Les opposant·es à ce projet dénoncent une atteinte à la sphère privée, à la protection des données, ainsi qu’un manque de contrôle indépendant tant de l’évaluation qui sera faite des données que de la procédure y donnant accès. L’OSAR rappelle dans un communiqué que ces deux changements législatifs entraînent des atteintes graves et disproportionnées aux droits fondamentaux des personnes concernées.

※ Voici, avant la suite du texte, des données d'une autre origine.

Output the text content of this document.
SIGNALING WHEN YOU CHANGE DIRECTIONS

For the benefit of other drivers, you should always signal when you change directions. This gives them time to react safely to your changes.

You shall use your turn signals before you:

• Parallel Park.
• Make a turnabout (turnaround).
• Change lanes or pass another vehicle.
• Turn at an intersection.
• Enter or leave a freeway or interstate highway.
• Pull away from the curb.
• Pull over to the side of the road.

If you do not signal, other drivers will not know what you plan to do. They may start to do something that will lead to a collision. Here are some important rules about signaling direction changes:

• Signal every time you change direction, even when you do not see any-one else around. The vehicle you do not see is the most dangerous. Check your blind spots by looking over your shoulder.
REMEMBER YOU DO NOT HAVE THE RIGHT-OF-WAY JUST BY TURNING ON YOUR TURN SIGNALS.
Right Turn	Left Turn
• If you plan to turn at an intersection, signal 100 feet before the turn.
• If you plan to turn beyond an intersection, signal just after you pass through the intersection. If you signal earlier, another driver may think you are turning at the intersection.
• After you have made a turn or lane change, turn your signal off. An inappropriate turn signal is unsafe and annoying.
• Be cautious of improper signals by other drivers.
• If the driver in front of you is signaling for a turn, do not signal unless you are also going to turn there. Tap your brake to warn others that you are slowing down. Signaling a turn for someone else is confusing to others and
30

Sources: OSAR, «Le Parlement restreint encore les droits fondamentaux des personnes en quête de protection», 15.09.2021 ;swissinfo.ch, «Tests obligatoires en cas d’expulsion ou de renvoi», 14.09.2021 ; SEM, «Le Conseil fédéral adopte le message sur les tests obligatoires COVID-19 en cas de renvoi ou d’expulsion», 11.08.2021 ; CSP, «Réponse à la consultation 2021/76 modification de la loi fédérale sur les étrangers et l’intégration: test de dépistage du COVID-19 en cas de renvoi ou d’expulsion», 07.07.2021 ; CSP, «Prise de position des Centres sociaux protestants relative à l’avant-projet « Obligation de collaborer à la procédure d’asile. Possibilité de contrôler les téléphones mobiles »», 04.06.2020.  

Cas relatifs

Cas individuel — 02/05/2021

Déboutée de l’asile, une famille se bat pour rester unie et ne pas être renvoyée

Arrivé en 2016 en Suisse, Yemane*, originaire d’Éthiopie, reçoit une décision de renvoi en novembre 2018. Asmarina*, originaire d’Érythrée, a vécu cinq ans en Grèce avec sa fille aînée, dans des conditions très précaires et sans accès à des soins pour son enfant, en situation de handicap physique. À cause de ces conditions invivables, elle est contrainte de quitter la Grèce et demande l’asile en Suisse. Ayant obtenu l’asile en Grèce, elle reçoit une décision de NEM de la part du SEM qui prononce son renvoi en novembre 2017. Asmarina* et Yemane* se rencontrent en Suisse et ont une fille en 2019. Au vu des différentes situations, la famille doit se battre pour ne pas être séparée entre plusieurs pays.
Cas individuel — 05/11/2012

Un réfugié reconnu passe sept mois
en détention administrative

« Beasrat » demande l’asile en Suisse après avoir vécu dans des conditions d’extrême précarité en Italie, malgré la reconnaissance de sa qualité de réfugié. Refusant d’y retourner, il passe sept mois en détention administrative, non sans séquelles sur sa santé psychique.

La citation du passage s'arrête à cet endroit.